Rich Cizik: “The values debate we’re not having“
As an evangelical Christian who believes the Republican Party does not have a monopoly on moral values, I believe this discussion is long overdue. The “compassionate conservatism” espoused by President George W. Bush and many prominent evangelical leaders has been supplanted by a Tea Party ideology that bears more resemblance to the anti-Christian philosophy of Ayn Rand than it does to the Gospel.
Whether the Christian duty to love our neighbors is compatible with a political movement that embraces radical individualism and rejects the ethic of collective responsibility is a central question as the GOP attempts to cement the Tea Party and the religious right into a cohesive base. Tea Party activists and Republican leaders have consistently targeted for cutbacks vital government programs that protect the poor, the elderly, children and other vulnerable Americans. Yet calls for shared sacrifice and proposals to modestly raise taxes on the wealthiest Americans in order to fund investments and protections that promote the common good are derided as “class warfare.” This is what passes for family values?
Joni Eareckson Tada: “Elections 2012: Who is Really ‘Pro-Life?’“
If you truly believe in the value of life, you care about all of the weakest and most vulnerable members of society.
In these days of economic turmoil, it’s easy to look at programs for the elderly, disabled and others with special needs as line items in a budget. But the effects of cutting them can be far-reaching and sometimes just shift the expense from one column on a spreadsheet to another.
Virtually every state is cutting services for special-needs families and with regulations currently being written for the new health care law, the federal government is headed in the same direction. The Super Committee Senators and Congressmen also are looking at cutting funds for Medicaid as a way of reducing the federal debt.

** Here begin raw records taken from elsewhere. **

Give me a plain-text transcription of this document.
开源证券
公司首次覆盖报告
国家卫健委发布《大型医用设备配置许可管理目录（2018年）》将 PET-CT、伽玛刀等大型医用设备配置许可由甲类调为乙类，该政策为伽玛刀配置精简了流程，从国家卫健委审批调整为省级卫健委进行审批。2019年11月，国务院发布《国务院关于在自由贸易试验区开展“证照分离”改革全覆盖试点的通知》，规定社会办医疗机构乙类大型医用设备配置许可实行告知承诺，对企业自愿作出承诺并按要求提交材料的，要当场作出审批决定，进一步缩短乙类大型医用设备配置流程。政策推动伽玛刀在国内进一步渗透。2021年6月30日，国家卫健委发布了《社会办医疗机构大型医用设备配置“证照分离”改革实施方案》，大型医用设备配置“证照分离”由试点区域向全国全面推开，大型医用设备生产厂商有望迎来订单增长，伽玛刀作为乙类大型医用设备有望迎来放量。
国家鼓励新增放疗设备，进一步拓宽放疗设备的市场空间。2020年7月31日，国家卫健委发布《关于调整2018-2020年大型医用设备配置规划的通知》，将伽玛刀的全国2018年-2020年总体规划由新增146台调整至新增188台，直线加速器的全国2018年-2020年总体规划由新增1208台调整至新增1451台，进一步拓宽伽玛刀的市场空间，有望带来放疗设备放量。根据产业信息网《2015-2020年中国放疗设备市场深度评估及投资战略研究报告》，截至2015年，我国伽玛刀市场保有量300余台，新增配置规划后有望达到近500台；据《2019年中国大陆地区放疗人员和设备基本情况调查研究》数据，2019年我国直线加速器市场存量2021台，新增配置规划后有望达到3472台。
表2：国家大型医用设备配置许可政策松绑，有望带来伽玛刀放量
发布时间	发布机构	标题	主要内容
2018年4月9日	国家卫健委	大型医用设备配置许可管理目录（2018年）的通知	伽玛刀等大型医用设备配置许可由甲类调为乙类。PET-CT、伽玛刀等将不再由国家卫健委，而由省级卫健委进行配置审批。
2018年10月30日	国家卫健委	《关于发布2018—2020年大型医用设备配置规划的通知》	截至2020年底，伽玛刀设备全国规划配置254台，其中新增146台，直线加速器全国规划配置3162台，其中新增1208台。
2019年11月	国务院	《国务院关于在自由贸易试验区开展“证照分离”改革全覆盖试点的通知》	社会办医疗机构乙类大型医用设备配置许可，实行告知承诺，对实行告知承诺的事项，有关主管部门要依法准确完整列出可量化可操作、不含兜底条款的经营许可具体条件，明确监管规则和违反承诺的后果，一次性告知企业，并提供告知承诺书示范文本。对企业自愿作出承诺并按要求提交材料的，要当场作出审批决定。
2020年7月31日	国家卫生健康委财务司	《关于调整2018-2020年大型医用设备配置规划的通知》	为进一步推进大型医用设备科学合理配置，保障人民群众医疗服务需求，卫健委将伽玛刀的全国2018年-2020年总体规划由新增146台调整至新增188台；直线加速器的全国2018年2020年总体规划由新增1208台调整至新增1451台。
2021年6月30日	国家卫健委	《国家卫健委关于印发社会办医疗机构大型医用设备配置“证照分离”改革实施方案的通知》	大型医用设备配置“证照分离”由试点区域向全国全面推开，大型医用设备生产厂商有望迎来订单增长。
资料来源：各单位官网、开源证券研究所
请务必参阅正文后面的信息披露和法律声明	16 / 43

Unless society holds accountable those who are defining “waste-reduction measures,” the disabled and elderly will lose services and in-home support that are critical to their basic needs.
Drew Smith: “Self-Appointed God-Protectors Hinder God’s Work“
While well-meaning and thoughtful people have zealously protected the traditions, the church and God by continually excluding gays and lesbians from full participation in the church, they have declared them unclean.
In doing so, they look and act very much like the self-appointed God-protectors of Jesus’ day.
I am not God’s protector on this issue, or on any issue, and I cannot and will not hinder what God is doing.
Peter’s evidence for the inclusion of the Gentiles was that he witnessed the spirit of God in them, and thus he could not reject the people he once rejected.
People with sexual orientations other than my own are living out the power of the spirit in their own lives through caring for justice and goodness in the world.
How can I hinder what God is doing by pretending I am a self-appointed God-protector?